Image Credit: Daniel Farrell. |
Is consuming alcohol good for you or bad for you? The research often seems contradictory. Drinking is linked to health benefits one day and ghastly diseases the next. Amount of alcohol consumed seems to be one predictor of relative help or harm, but how much is too much? For example, is 14 drinks per week a lot or a little? Before you answer that question, you may want to ask about when (and how often) those drinks are being drunk, as patterns of drinking may play as large a role in determining how alcohol affects health as the actual amount consumed. To better understand the relationship between drinking and cardiovascular disease, University of Rochester scientists recently spent a month sousing up mice and found that different drinking schedules yielded very different health impacts.*
The advantage of working with mice is that, unlike human subjects who tend to choose when and how much to drink, alcohol consumption of experimental rodents is determined solely by their lab-coated bartenders. The mice were thus divided into three groups. A “daily-moderate” group received the mousey equivalent of two drinks per day seven days a week, while a “weekend-binge” group were instead assigned seven rodent-sized cocktails in a sitting, but on only two days each week.† A control group of teetotalling mice received a non-alcoholic cornstarch mixture (in order to match the caloric intake of the boozers). Additionally, all three groups were subjected to an “atherogenic diet” a high calorie, high fat menu designed to induce atherosclerosis – a thickening or “hardening” of the walls of the arteries caused by fatty deposits, which impedes blood flow and potentially leads to heart attacks and strokes. Essentially, they ate like average Americans.
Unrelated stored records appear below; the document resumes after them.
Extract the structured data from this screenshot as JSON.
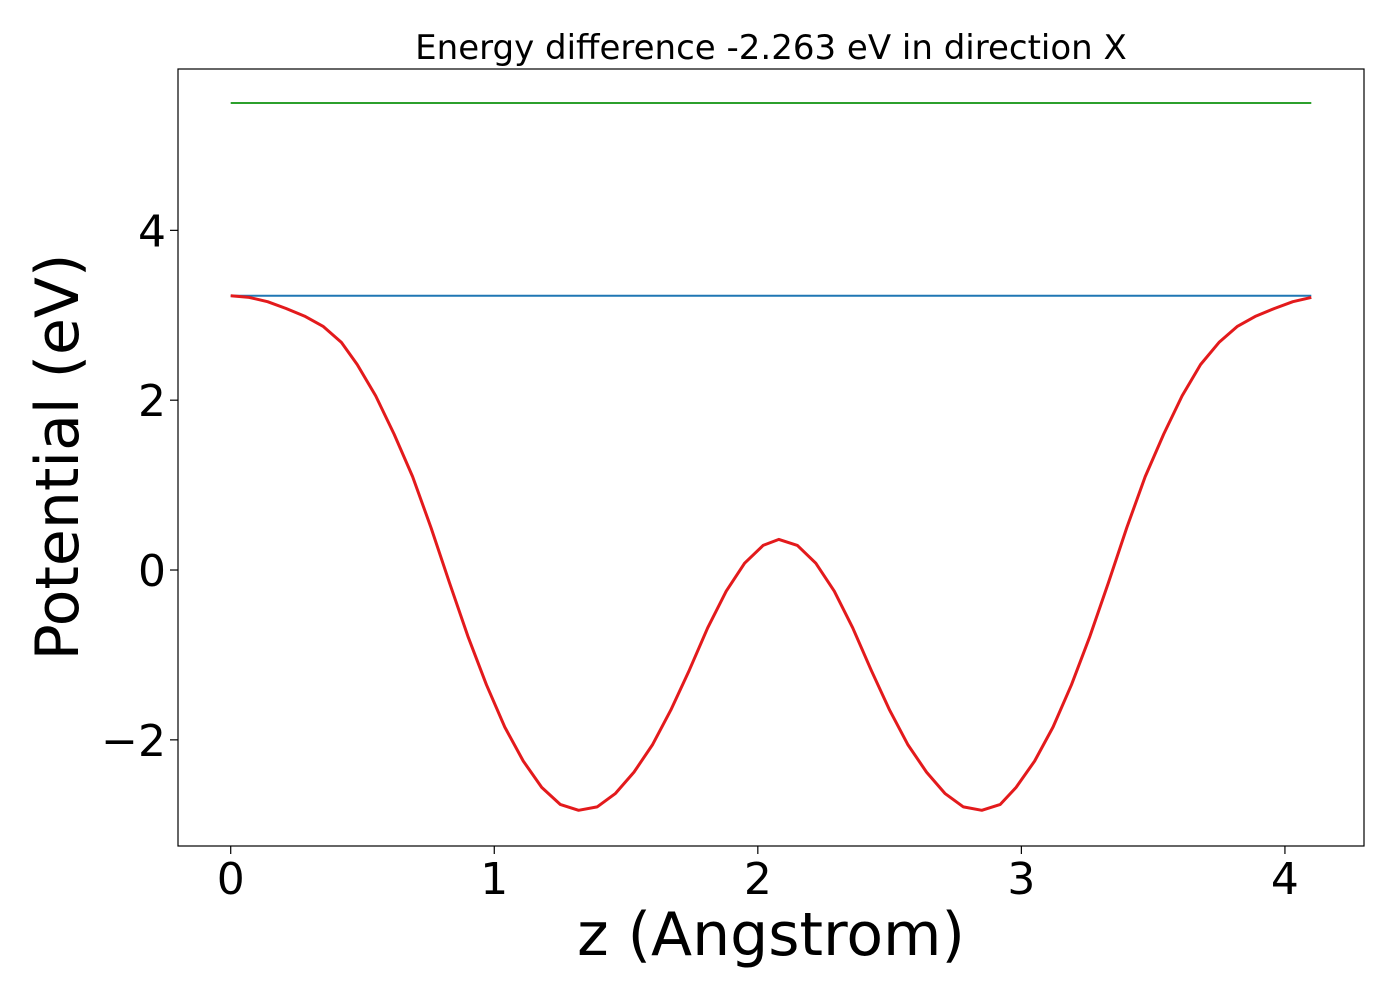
{
  "chart_data": {
    "type": "line",
    "title": "Energy difference -2.263 eV in direction X",
    "xlabel": "z (Angstrom)",
    "ylabel": "Potential (eV)",
    "xlim": [
      -0.2,
      4.3
    ],
    "ylim": [
      -3.25,
      5.9
    ],
    "xticks": [
      0,
      1,
      2,
      3,
      4
    ],
    "yticks": [
      -2,
      0,
      2,
      4
    ],
    "xtick_labels": [
      "0",
      "1",
      "2",
      "3",
      "4"
    ],
    "ytick_labels": [
      "−2",
      "0",
      "2",
      "4"
    ],
    "grid": false,
    "legend": "none",
    "series": [
      {
        "color": "#2ca02c",
        "x": [
          0,
          4.1
        ],
        "y": [
          5.5,
          5.5
        ]
      },
      {
        "color": "#1f77b4",
        "x": [
          0,
          4.1
        ],
        "y": [
          3.23,
          3.23
        ]
      },
      {
        "color": "#e31a1c",
        "x": [
          0,
          0.07,
          0.14,
          0.21,
          0.28,
          0.35,
          0.42,
          0.48,
          0.55,
          0.62,
          0.69,
          0.76,
          0.83,
          0.9,
          0.97,
          1.04,
          1.11,
          1.18,
          1.25,
          1.32,
          1.39,
          1.46,
          1.53,
          1.6,
          1.67,
          1.74,
          1.81,
          1.88,
          1.95,
          2.02,
          2.08,
          2.15,
          2.22,
          2.29,
          2.36,
          2.43,
          2.5,
          2.57,
          2.64,
          2.71,
          2.78,
          2.85,
          2.92,
          2.98,
          3.05,
          3.12,
          3.19,
          3.26,
          3.33,
          3.4,
          3.47,
          3.54,
          3.61,
          3.68,
          3.75,
          3.82,
          3.89,
          3.96,
          4.03,
          4.1
        ],
        "y": [
          3.23,
          3.21,
          3.16,
          3.08,
          2.99,
          2.87,
          2.68,
          2.42,
          2.05,
          1.6,
          1.1,
          0.5,
          -0.15,
          -0.78,
          -1.35,
          -1.85,
          -2.25,
          -2.56,
          -2.76,
          -2.83,
          -2.79,
          -2.63,
          -2.38,
          -2.06,
          -1.65,
          -1.18,
          -0.68,
          -0.25,
          0.08,
          0.29,
          0.36,
          0.29,
          0.08,
          -0.25,
          -0.68,
          -1.18,
          -1.65,
          -2.06,
          -2.38,
          -2.63,
          -2.79,
          -2.83,
          -2.76,
          -2.56,
          -2.25,
          -1.85,
          -1.35,
          -0.78,
          -0.15,
          0.5,
          1.1,
          1.6,
          2.05,
          2.42,
          2.68,
          2.87,
          2.99,
          3.08,
          3.16,
          3.21
        ]
      }
    ]
  }
}
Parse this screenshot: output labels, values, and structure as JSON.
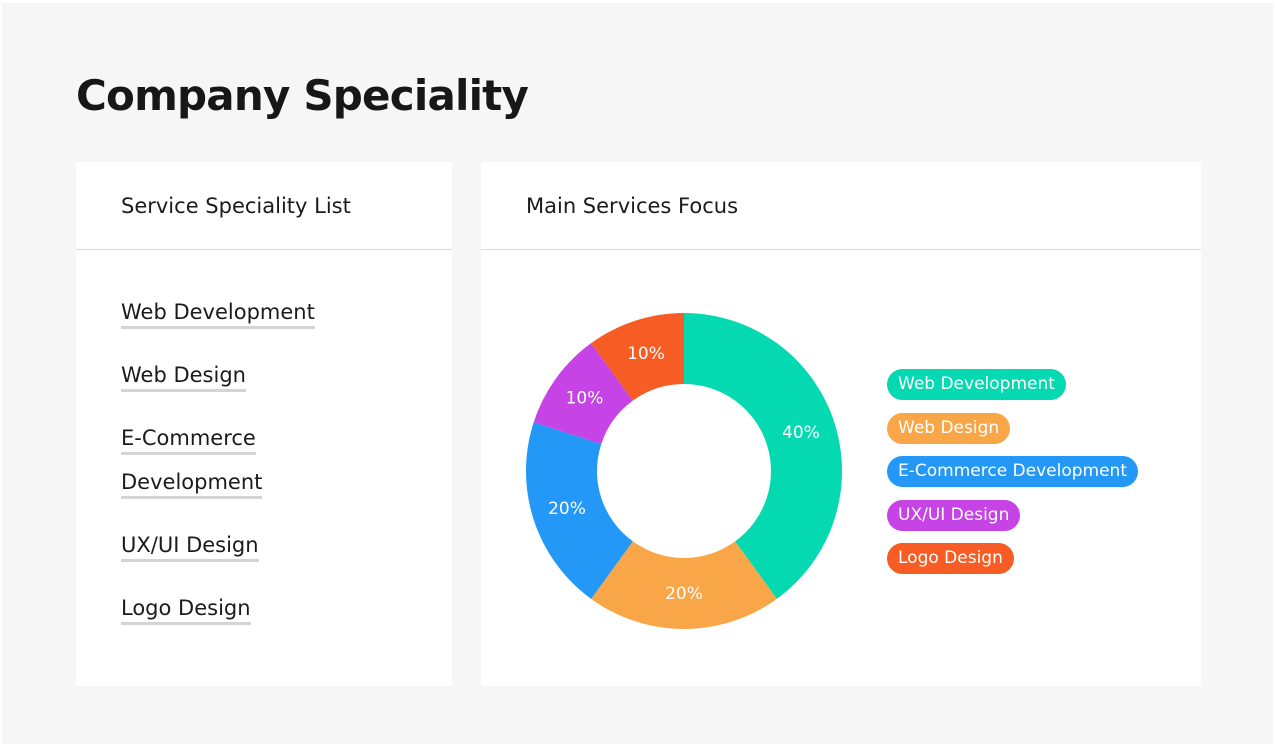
{
  "page": {
    "title": "Company Speciality"
  },
  "services_card": {
    "title": "Service Speciality List",
    "items": [
      "Web Development",
      "Web Design",
      "E-Commerce Development",
      "UX/UI Design",
      "Logo Design"
    ]
  },
  "focus_card": {
    "title": "Main Services Focus"
  },
  "chart_data": {
    "type": "pie",
    "style": "donut",
    "title": "",
    "legend_position": "right",
    "slices": [
      {
        "label": "Web Development",
        "value": 40,
        "display": "40%",
        "color": "#05D9B1"
      },
      {
        "label": "Web Design",
        "value": 20,
        "display": "20%",
        "color": "#F8A647"
      },
      {
        "label": "E-Commerce Development",
        "value": 20,
        "display": "20%",
        "color": "#2398F6"
      },
      {
        "label": "UX/UI Design",
        "value": 10,
        "display": "10%",
        "color": "#C643E5"
      },
      {
        "label": "Logo Design",
        "value": 10,
        "display": "10%",
        "color": "#F65C24"
      }
    ]
  }
}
While the daily-moderate mice consumed the same total amount of alcohol per week as the weekend-binge group (and ate the same unhealthy meals), their bodies fared considerably better. Mice in the moderate group actually emerged with healthier blood vessels than those in the non-drinking control group on the same diet, with 40% less build-up of plaque on their arteries. Meanwhile, the binge group had pretty dismal numbers with a 60% increase in arterial plaque build-up compared to the control mice.
The binge-drinking mice not only sustained more damage to their arteries, they also got the fattest. While all three groups were fed the same junk food diets, changes in body weight varied with different alcohol intake schedules. Over the course of 4 weeks, non-alcoholic control mice increased in mass by about 8.5%, while the moderate-daily-drinking mice only increased by about 5%, a modest improvement. The binge drinkers, however, gained double the weight of the control group and more than triple that of the moderate drinking mice, adding a mighty 17.5% to their initial body weight.
How can the same amount of alcohol protect the cardiovascular health (and figures) of the daily drinkers while doing so much damage to the bingers? While exact mechanisms of action are yet undetermined, part of the difference lies in how the two patterns affect cholesterol in the blood. While both groups of boozing mice experienced an increase in HDL (the “good cholesterol” associated with removing build-up from arterial walls) their drinking regimens produced opposite effects in LDL levels (“bad cholesterol” that can cause build-up). Relative to the control group, the daily-moderate group showed a 40% decrease in LDL while the unfortunate binge group experienced a 20% increase in LDL.
Alcohol metabolism itself differs in moderate versus binge drinking episodes. While much to-do has been made over demon alcohol, its metabolite acetaldehyde is the more damaging molecule. When alcohol is consumed, the body breaks it down so that it can be removed. It’s a two-step process, first to acetaldehyde and then to acetate (a nontoxic chemical similar to vinegar). This is all fine and well except that the supplies needed to do the second step (breaking down nasty acetaldehyde into benign acetate) run out after a few drinks worth of metabolizing. So with binge drinking, acetaldehyde hangs around causing problems until the materials required to deal with it can be replenished.‡
Of course cardiovascular disease isn’t the only health concern out there. This study does not aim to address the overall effect of drinking patterns on all systems in the body. But it’s information worth noting for those who believe that abstaining from alcohol during the week is sufficient to balance out weekend bacchanalian excesses. That and it might be a good idea to lay off the cheese fries.
* The study will be published in a forthcoming issue of the journal Atherosclerosis. If you’re too impatient to wait for it, you can download the accepted manuscript in all its unformatted, un-copyedited majesty.
† The blood alcohol levels attained by moderate vs. binge drinking mice were roughly 0.07% and 0.23% respectively. This placed the moderate daily drinkers at a level where they could still legally drive in most U.S. states….if they weren’t mice, that is.
‡ Lingering acetaldehyde is also a major contributor to hangovers.
‡ Lingering acetaldehyde is also a major contributor to hangovers.